Mind as a computer is a view that the human mind and/or human brain is an information processing system and that thinking is a form of computing. One could argue that minds are information processing machines; they take information provided by our sense and other mental states which we have, process it and produce new behaviours and mental states. We equate our minds with computers in its function of input-process-output.

Source: Wikipedia

Source: Wikipedia

Turing Machines

If minds are computing machines, then how complex does an information processing system needs to be before it counts as a mind? He proposed the following experiment as a response to this question. He invented the “Turing” machine in 1936 and called it an “a-machine” (automatic machine). The Turing test is a test of a machine’s ability to exhibit intelligent behaviour equivalent to, or indistinguishable from, that of a human. Turing proposed this scenario: a human judge engages in natural language conversations with a human and a machine designed to generate performance indistinguishable from that of a human being. All participants are separated from one another. If the judge cannot reliably tell the machine from the human, the machine is said to have passed the test. The test does not check the ability to give the correct answer to questions; it checks how closely the answer resembles typical human answers.

Problems for Turing Test:

  • It’s language based: all testing is dependent on intelligence conveyed through language.

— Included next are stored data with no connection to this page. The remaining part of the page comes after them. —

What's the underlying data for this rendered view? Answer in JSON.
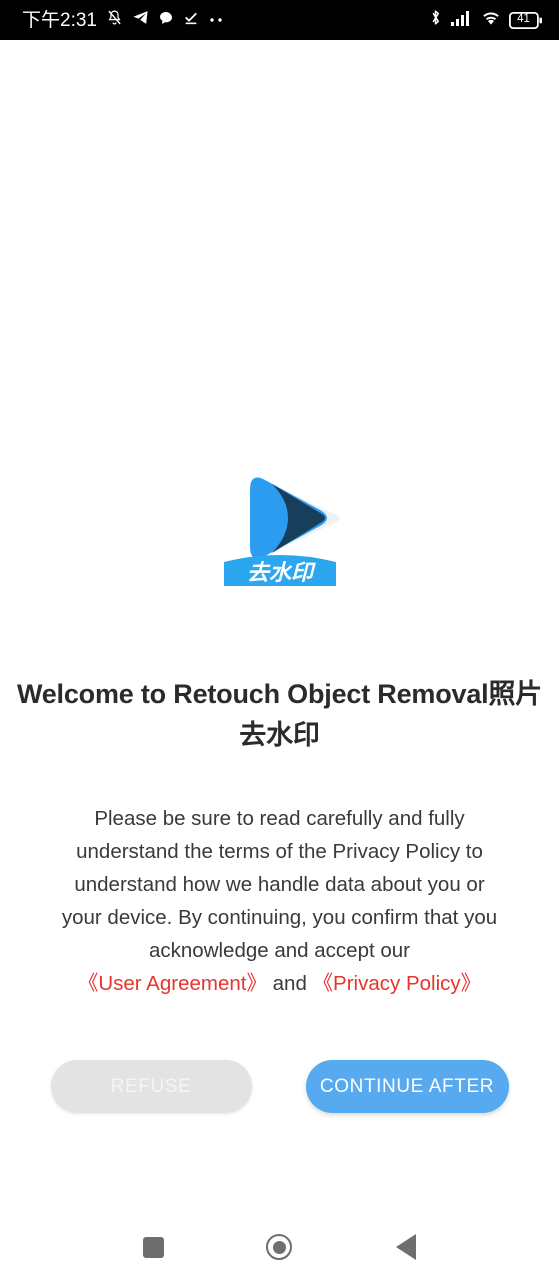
{
  "status_bar": {
    "time": "下午2:31",
    "left_icons": [
      "bell-muted-icon",
      "send-icon",
      "chat-bubble-icon",
      "check-underline-icon",
      "more-dots-icon"
    ],
    "right_icons": [
      "bluetooth-icon",
      "cellular-signal-icon",
      "wifi-icon",
      "battery-icon"
    ],
    "battery_level": "41",
    "background_color": "#000000",
    "foreground_color": "#ffffff"
  },
  "app": {
    "logo_name": "retouch-app-logo",
    "logo_banner_text": "去水印",
    "logo_colors": {
      "blue": "#2b9cf0",
      "navy": "#16374f",
      "light_gray": "#eef1f5",
      "banner": "#2ba7ef"
    }
  },
  "dialog": {
    "title": "Welcome to Retouch Object Removal照片去水印",
    "paragraph_part1": "Please be sure to read carefully and fully understand the terms of the Privacy Policy to understand how we handle data about you or your device. By continuing, you confirm that you acknowledge and accept our  ",
    "user_agreement_link": "《User Agreement》",
    "conjunction": "  and  ",
    "privacy_policy_link": "《Privacy Policy》",
    "link_color": "#e8342c",
    "refuse_label": "REFUSE",
    "continue_label": "CONTINUE AFTER",
    "refuse_color": "#e3e3e3",
    "continue_color": "#57a9f0"
  },
  "nav_bar": {
    "recents_label": "recents-square",
    "home_label": "home-circle",
    "back_label": "back-triangle",
    "icon_color": "#6e6e6e"
  }
}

We cannot test animal intelligence as they cannot talk.
  • It’s too anthropocentric: We’re testing for human intelligence, seems chauvinistic to think of intelligence worth studying is only human intelligence. There could be other forms of intelligence out there.
  • It doesn’t take into account the inner state of the machine. If a machine is able to pass the Turing test, then one must look into that particular machine to see what it’s made of. Would this machine pass as having a mind?

John Searle’s Chinese Room

The idea that the mind is a computing machine is certainly an attractive one. However, there are problems with that view.

The Chinese Room argument, devised by John Searle, is an argument against the possibility of true artificial intelligence. The argument centres on a thought experiment in which someone who knows only English sits alone in a room following English instructions for manipulating strings of Chinese characters, such that to those outside the room it appears as if someone in the room understands Chinese. The argument is intended to show that while suitably programmed computers may appear to converse in natural language, they are not capable of understanding language, even in principle. Searle argues that the thought experiment underscores the fact that computers merely use syntactic rules to manipulate symbol strings, but have no understanding of meaning or semantics. Searle’s argument is a direct challenge to proponents of Artificial Intelligence, and the argument also has broad implications for functionalist and computational theories of meaning and of mind.


By thinking about our minds containing symbols which can represent states of affairs, we begin to address one of the fundamental questions in the philosophy of mind: how can thoughts be about things?